What is the DC Omniverse? Yesterday we looked at how the recent Death Metal: Rise Of The New God was setting up what may be coming for the DC Universe in March 2021, after the two-month Future State initiative.
Well, the rumours are hotting up. What remains of the New 52, after DC Rebirth, Death Metal and Future State, is being done away with in favour of an Omniverse model. In which characters and comic books are no longer tied to a strict continuity but will play faster and looser with history.
This is a direct rejection of former DC publisher Dan DiDio's plans for a new DC Timeline that had began to be set up earlier in the year. Shown off on a New York Comic-Con stage, and filleted by Bleeding Cool, it was intended to be published in this year's DC Comics Free Comic Book Day title. But after publisher Dan DiDio was fired, every single copy was pulped – not one copy escaped to the aftermarket, despite four-figure sums being offered by enthusiastic collectors to anyone who might have one on the side. If any departing DC editors have a stack of them in their office drawer, they could pay for their retirement.
I also understand that DC is currently working on putting together a new event comic to birth this new reality, to be published in March or April, for this new unrestrained storytelling approach. Basically, DC Rebirth written by people other than Geoff Johns, a framing story for all the books spinning out of it into 2021, couched in a new kind of Omniversal continuity to persuade people that everything still matters.
Because some disquiet I have heard is that Dan DiDio's expressed status of the new DC Universe that "everything happened, everything matters" may become an "everything happened, nothing matters". For some, continuity is a major aspect of superhero comic books, a single, extended history, with many books having the question asked of them, "does it count". Half of the questions asked of Doomsday Clock and The Three Jokers, titles set up by the heavy-continuity DC Rebirth, were about whether they were in-canon, whether they counted, whether they mattered, the answer being "not since Geoff Johns left DC Comics as CCO."

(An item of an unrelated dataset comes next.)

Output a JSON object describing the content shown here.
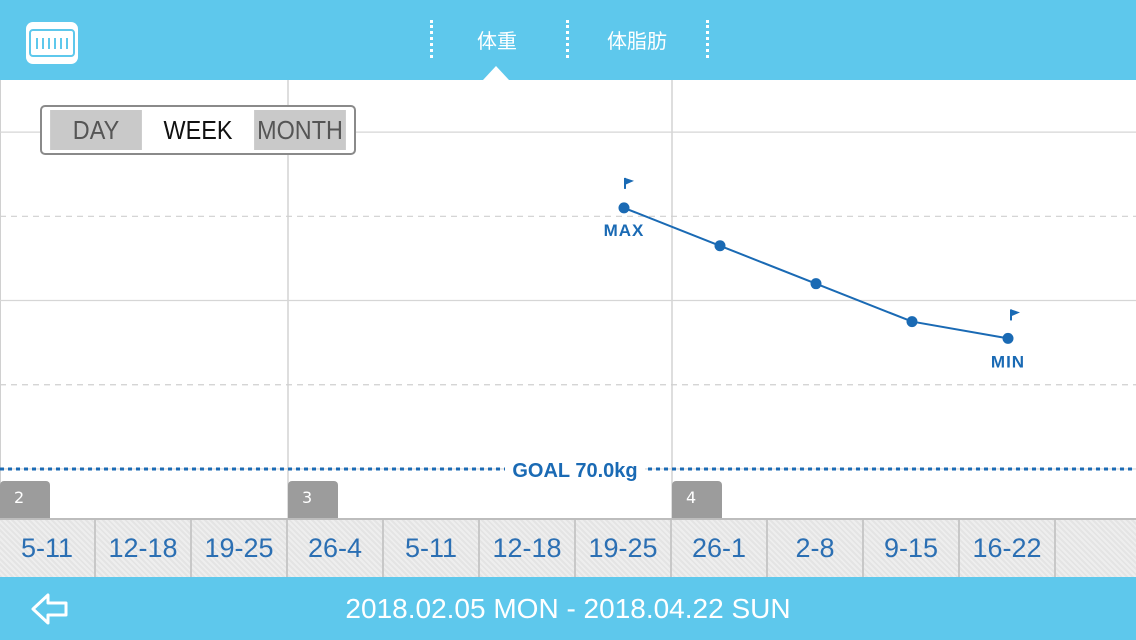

But what the DC Omniverse will mean is greater creative freedom, less interference by editors (or publishers), and no one saying "you can't use that character, they died in City of Bane/got lost in a Dark Dimension/went evil and currently approaching Gotham, slowly, with all her plants."
And lots of new variants of characters to license as toys, or to be turned into new direct-to-TV animations. The Elseworlds stories have done very well for Warners, this might make every DC comic book an Elseworld title. Once upon a time, this was called Hypertime, but DC Comics never really committed to it. Now, it seems, they are. Hopefully, that increased creative freedom will make up for the lower page rates starting to come in…
Look for more DC Omniverse in Death Metal #7.